The House That Jack Built (Lars von Trier, Dinamarca, Alemanha, França, Suécia, 2018) -- cin. Manuel Alberto Claro

Um dos trechos mais famosos da Divina Comédia aparentemente abala a noção de imutabilidade daquilo que é perfeito. E nos remete mesmo ao contrário: "tanto mais algo é perfeito, mais sente prazer e dor". O problema é que isso obedece a uma lógica cristã e estranha, que subverte a lógica convencional, e só pode ser entendida dentro de uma perspectiva infernal.

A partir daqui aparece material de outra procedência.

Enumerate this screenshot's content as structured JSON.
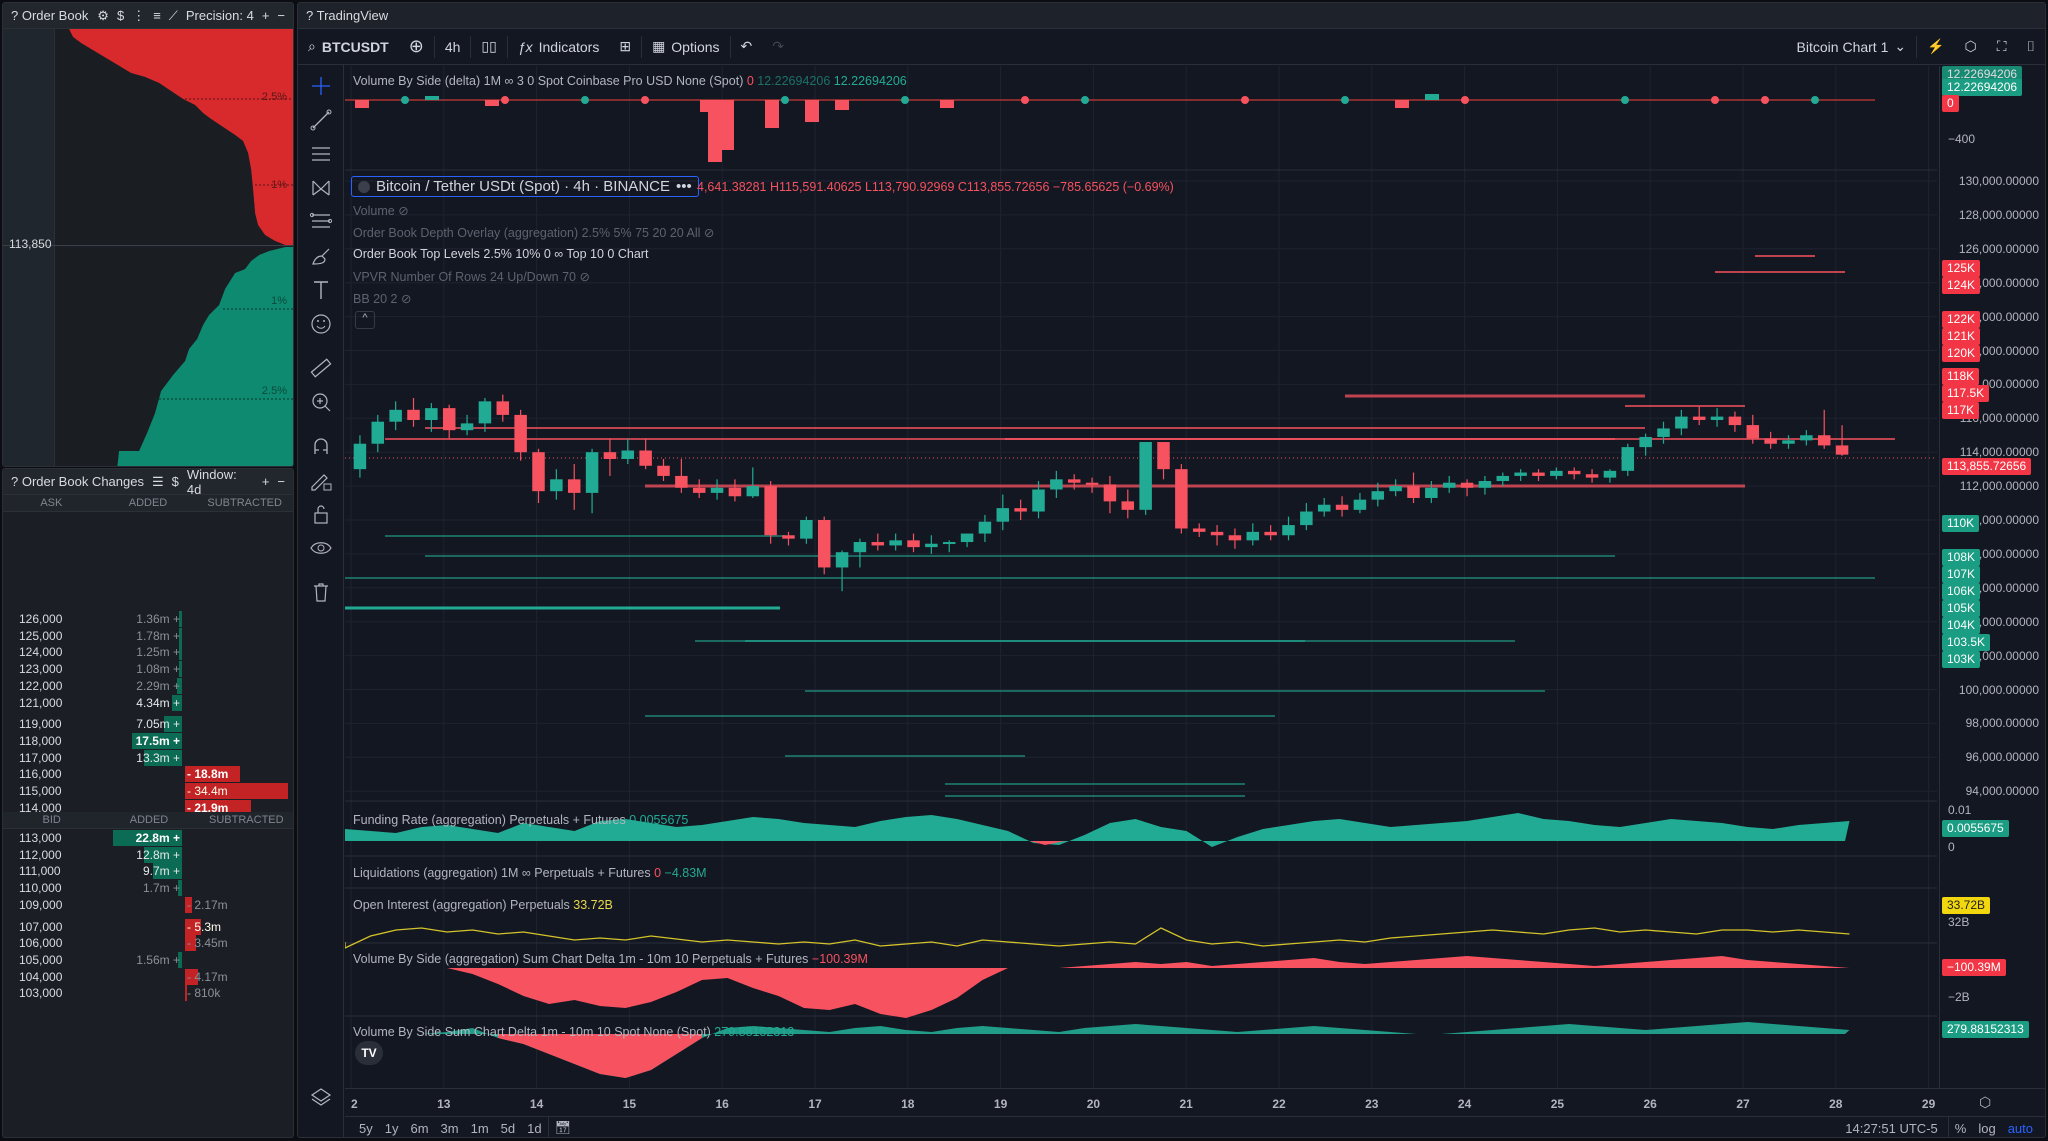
{
  "order_book": {
    "title": "? Order Book",
    "precision_label": "Precision: 4",
    "mid_price": "113,850",
    "ask_pct_labels": [
      "2.5%",
      "1%"
    ],
    "bid_pct_labels": [
      "1%",
      "2.5%"
    ],
    "colors": {
      "ask": "#d8292c",
      "bid": "#0d8a6f",
      "bg": "#1b1f25"
    }
  },
  "order_book_changes": {
    "title": "? Order Book Changes",
    "window_label": "Window: 4d",
    "ask_headers": [
      "ASK",
      "ADDED",
      "SUBTRACTED"
    ],
    "bid_headers": [
      "BID",
      "ADDED",
      "SUBTRACTED"
    ],
    "ask_rows": [
      {
        "price": "126,000",
        "added": "1.36m +",
        "added_w": 3,
        "sub": "",
        "sub_w": 0,
        "style": ""
      },
      {
        "price": "125,000",
        "added": "1.78m +",
        "added_w": 3,
        "sub": "",
        "sub_w": 0,
        "style": ""
      },
      {
        "price": "124,000",
        "added": "1.25m +",
        "added_w": 3,
        "sub": "",
        "sub_w": 0,
        "style": ""
      },
      {
        "price": "123,000",
        "added": "1.08m +",
        "added_w": 3,
        "sub": "",
        "sub_w": 0,
        "style": ""
      },
      {
        "price": "122,000",
        "added": "2.29m +",
        "added_w": 5,
        "sub": "",
        "sub_w": 0,
        "style": ""
      },
      {
        "price": "121,000",
        "added": "4.34m +",
        "added_w": 10,
        "sub": "",
        "sub_w": 0,
        "style": "w"
      },
      {
        "price": "119,000",
        "added": "7.05m +",
        "added_w": 18,
        "sub": "",
        "sub_w": 0,
        "style": "w"
      },
      {
        "price": "118,000",
        "added": "17.5m +",
        "added_w": 50,
        "sub": "",
        "sub_w": 0,
        "style": "b"
      },
      {
        "price": "117,000",
        "added": "13.3m +",
        "added_w": 38,
        "sub": "",
        "sub_w": 0,
        "style": "w"
      },
      {
        "price": "116,000",
        "added": "",
        "added_w": 0,
        "sub": "- 18.8m",
        "sub_w": 55,
        "style": "b"
      },
      {
        "price": "115,000",
        "added": "",
        "added_w": 0,
        "sub": "- 34.4m",
        "sub_w": 103,
        "style": "w"
      },
      {
        "price": "114,000",
        "added": "",
        "added_w": 0,
        "sub": "- 21.9m",
        "sub_w": 66,
        "style": "b"
      }
    ],
    "bid_rows": [
      {
        "price": "113,000",
        "added": "22.8m +",
        "added_w": 69,
        "sub": "",
        "sub_w": 0,
        "style": "b"
      },
      {
        "price": "112,000",
        "added": "12.8m +",
        "added_w": 38,
        "sub": "",
        "sub_w": 0,
        "style": "w"
      },
      {
        "price": "111,000",
        "added": "9.7m +",
        "added_w": 29,
        "sub": "",
        "sub_w": 0,
        "style": "w"
      },
      {
        "price": "110,000",
        "added": "1.7m +",
        "added_w": 4,
        "sub": "",
        "sub_w": 0,
        "style": ""
      },
      {
        "price": "109,000",
        "added": "",
        "added_w": 0,
        "sub": "- 2.17m",
        "sub_w": 7,
        "style": ""
      },
      {
        "price": "107,000",
        "added": "",
        "added_w": 0,
        "sub": "- 5.3m",
        "sub_w": 16,
        "style": "w"
      },
      {
        "price": "106,000",
        "added": "",
        "added_w": 0,
        "sub": "- 3.45m",
        "sub_w": 11,
        "style": ""
      },
      {
        "price": "105,000",
        "added": "1.56m +",
        "added_w": 4,
        "sub": "",
        "sub_w": 0,
        "style": ""
      },
      {
        "price": "104,000",
        "added": "",
        "added_w": 0,
        "sub": "- 4.17m",
        "sub_w": 13,
        "style": ""
      },
      {
        "price": "103,000",
        "added": "",
        "added_w": 0,
        "sub": "- 810k",
        "sub_w": 2,
        "style": ""
      }
    ]
  },
  "tradingview": {
    "title": "? TradingView",
    "toolbar": {
      "symbol": "BTCUSDT",
      "interval": "4h",
      "indicators_label": "Indicators",
      "options_label": "Options",
      "layout_name": "Bitcoin Chart 1"
    },
    "main_series": {
      "name": "Bitcoin / Tether USDt (Spot) · 4h · BINANCE",
      "ohlc": "4,641.38281  H115,591.40625  L113,790.92969  C113,855.72656  −785.65625 (−0.69%)",
      "last_price": "113,855.72656"
    },
    "legends": {
      "vbs_delta": {
        "label": "Volume By Side (delta) 1M ∞ 3 0 Spot Coinbase Pro USD None (Spot)",
        "v1": "0",
        "v2": "12.22694206",
        "v3": "12.22694206"
      },
      "volume": "Volume",
      "ob_depth": "Order Book Depth Overlay (aggregation) 2.5% 5% 75 20 20 All",
      "ob_top": "Order Book Top Levels 2.5% 10% 0 ∞ Top 10 0 Chart",
      "vpvr": "VPVR Number Of Rows 24 Up/Down 70",
      "bb": "BB 20 2",
      "funding": {
        "label": "Funding Rate (aggregation) Perpetuals + Futures",
        "value": "0.0055675"
      },
      "liquidations": {
        "label": "Liquidations (aggregation) 1M ∞ Perpetuals + Futures",
        "v1": "0",
        "v2": "−4.83M"
      },
      "oi": {
        "label": "Open Interest (aggregation) Perpetuals",
        "value": "33.72B"
      },
      "vbs_agg": {
        "label": "Volume By Side (aggregation) Sum Chart Delta 1m - 10m 10 Perpetuals + Futures",
        "value": "−100.39M"
      },
      "vbs_spot": {
        "label": "Volume By Side Sum Chart Delta 1m - 10m 10 Spot None (Spot)",
        "value": "279.88152313"
      }
    },
    "price_scale": {
      "top_pane": {
        "tag1": "12.22694206",
        "tag2": "12.22694206",
        "zero_tag": "0",
        "tick": "−400"
      },
      "ticks": [
        "130,000.00000",
        "128,000.00000",
        "126,000.00000",
        "124,000.00000",
        "122,000.00000",
        "120,000.00000",
        "118,000.00000",
        "116,000.00000",
        "114,000.00000",
        "112,000.00000",
        "110,000.00000",
        "108,000.00000",
        "106,000.00000",
        "104,000.00000",
        "102,000.00000",
        "100,000.00000",
        "98,000.00000",
        "96,000.00000",
        "94,000.00000"
      ],
      "ask_tags": [
        "125K",
        "124K",
        "122K",
        "121K",
        "120K",
        "118K",
        "117.5K",
        "117K"
      ],
      "bid_tags": [
        "110K",
        "108K",
        "107K",
        "106K",
        "105K",
        "104K",
        "103.5K",
        "103K"
      ],
      "funding_ticks": [
        "0.01",
        "0"
      ],
      "funding_tag": "0.0055675",
      "oi_tag": "33.72B",
      "oi_tick": "32B",
      "vbs_agg_tag": "−100.39M",
      "vbs_agg_tick": "−2B",
      "vbs_spot_tag": "279.88152313"
    },
    "time_axis": [
      "2",
      "13",
      "14",
      "15",
      "16",
      "17",
      "18",
      "19",
      "20",
      "21",
      "22",
      "23",
      "24",
      "25",
      "26",
      "27",
      "28",
      "29"
    ],
    "bottom_bar": {
      "ranges": [
        "5y",
        "1y",
        "6m",
        "3m",
        "1m",
        "5d",
        "1d"
      ],
      "clock": "14:27:51 UTC-5",
      "pct": "%",
      "log": "log",
      "auto": "auto"
    },
    "colors": {
      "up": "#22ab94",
      "down": "#f7525f",
      "bg": "#131722",
      "grid": "#1f2330",
      "accent": "#2962ff",
      "oi_line": "#d4c32a"
    }
  }
}
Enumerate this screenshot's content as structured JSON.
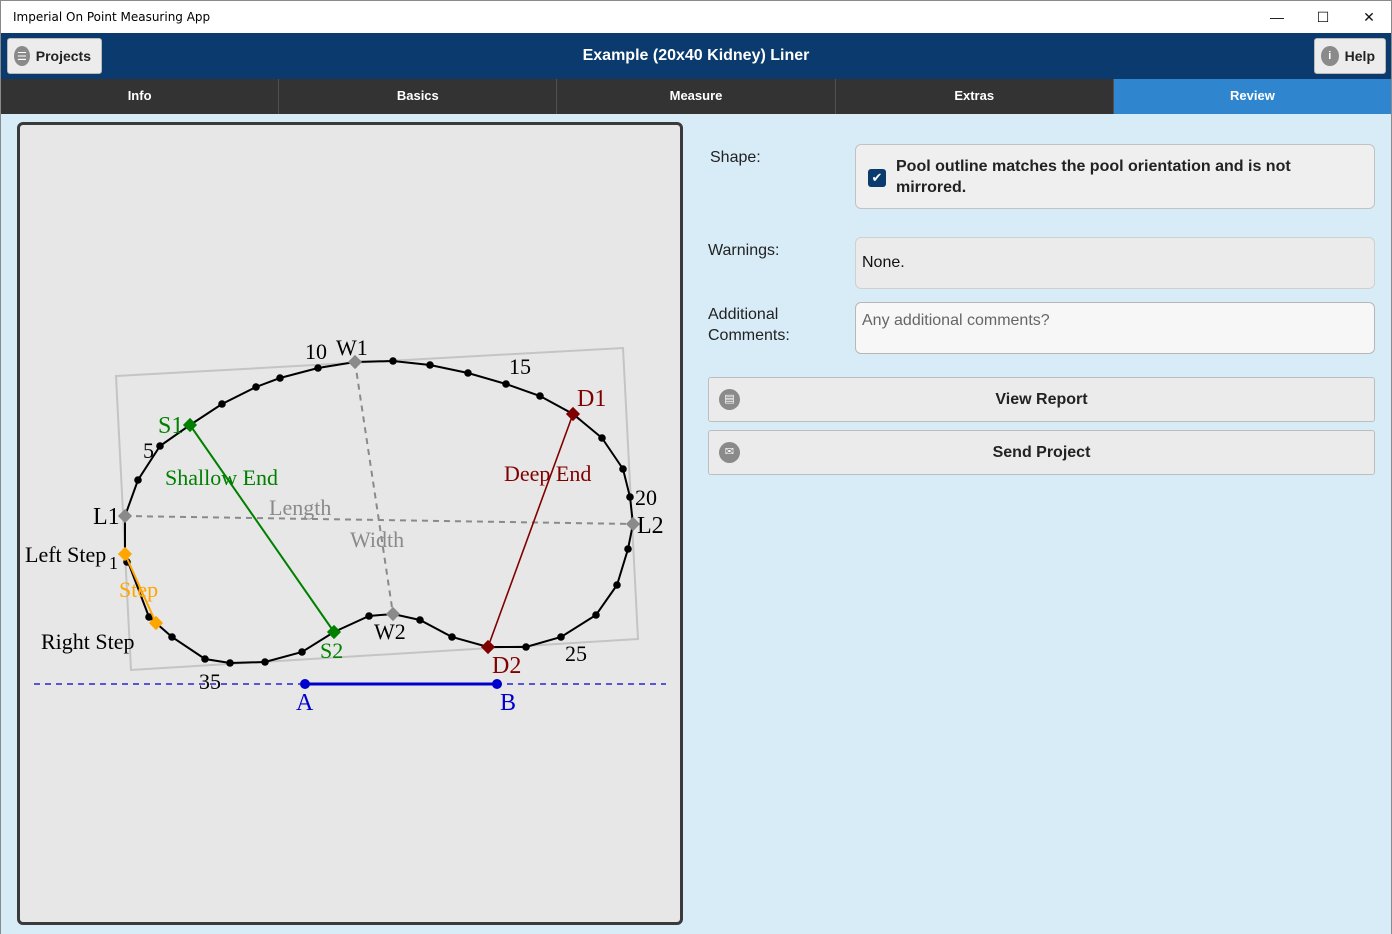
{
  "window": {
    "title": "Imperial On Point Measuring App"
  },
  "header": {
    "title": "Example (20x40 Kidney) Liner",
    "projects_label": "Projects",
    "help_label": "Help"
  },
  "tabs": [
    {
      "label": "Info",
      "active": false
    },
    {
      "label": "Basics",
      "active": false
    },
    {
      "label": "Measure",
      "active": false
    },
    {
      "label": "Extras",
      "active": false
    },
    {
      "label": "Review",
      "active": true
    }
  ],
  "diagram": {
    "labels": {
      "w1": "W1",
      "w2": "W2",
      "l1": "L1",
      "l2": "L2",
      "s1": "S1",
      "s2": "S2",
      "d1": "D1",
      "d2": "D2",
      "a": "A",
      "b": "B",
      "shallow_end": "Shallow End",
      "deep_end": "Deep End",
      "length": "Length",
      "width": "Width",
      "left_step": "Left Step",
      "right_step": "Right Step",
      "step": "Step",
      "step_num": "1",
      "n5": "5",
      "n10": "10",
      "n15": "15",
      "n20": "20",
      "n25": "25",
      "n35": "35"
    },
    "colors": {
      "outline": "#000000",
      "shallow": "#008000",
      "deep": "#800000",
      "measure": "#808080",
      "step": "#ffa500",
      "baseline": "#0000cc"
    }
  },
  "review": {
    "shape_label": "Shape:",
    "shape_text": "Pool outline matches the pool orientation and is not mirrored.",
    "shape_checked": true,
    "warnings_label": "Warnings:",
    "warnings_value": "None.",
    "comments_label": "Additional Comments:",
    "comments_placeholder": "Any additional comments?",
    "comments_value": "",
    "view_report_label": "View Report",
    "send_project_label": "Send Project"
  }
}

O diabo e o inferno estão na moda. E não só nos filmes. Glass e The House That Jack Built os põem em proscênio. E o fato de um blockbuster e um filme de arte estarem ao mesmo tempo ocupados com motivos infernais passa recibo do que ocorre para além das salas de exibição ou das telas planas diante dos divãs, projetando conteúdos de Netflix.

Isso não é de todo ruim. Pois, entre outras coisas, implica que o Ocidente pensa sobre si. E recicla substratos culturais importantes e não exatamente pelo veio do exótico. Um filme que toma como pontos de partida Dante, Bach e Goethe não deixa de estar cismando com Ocidente. Ainda que aparentemente refrate esse composto para um perfil de indivíduo que deixa de ser crível e específico exatamente na medida em que é entrevisto como uma espécie de convergência dessas belas ideias. Ou da negação delas. Quer dizer, a ilustração desses ideais degradando-se, na prática.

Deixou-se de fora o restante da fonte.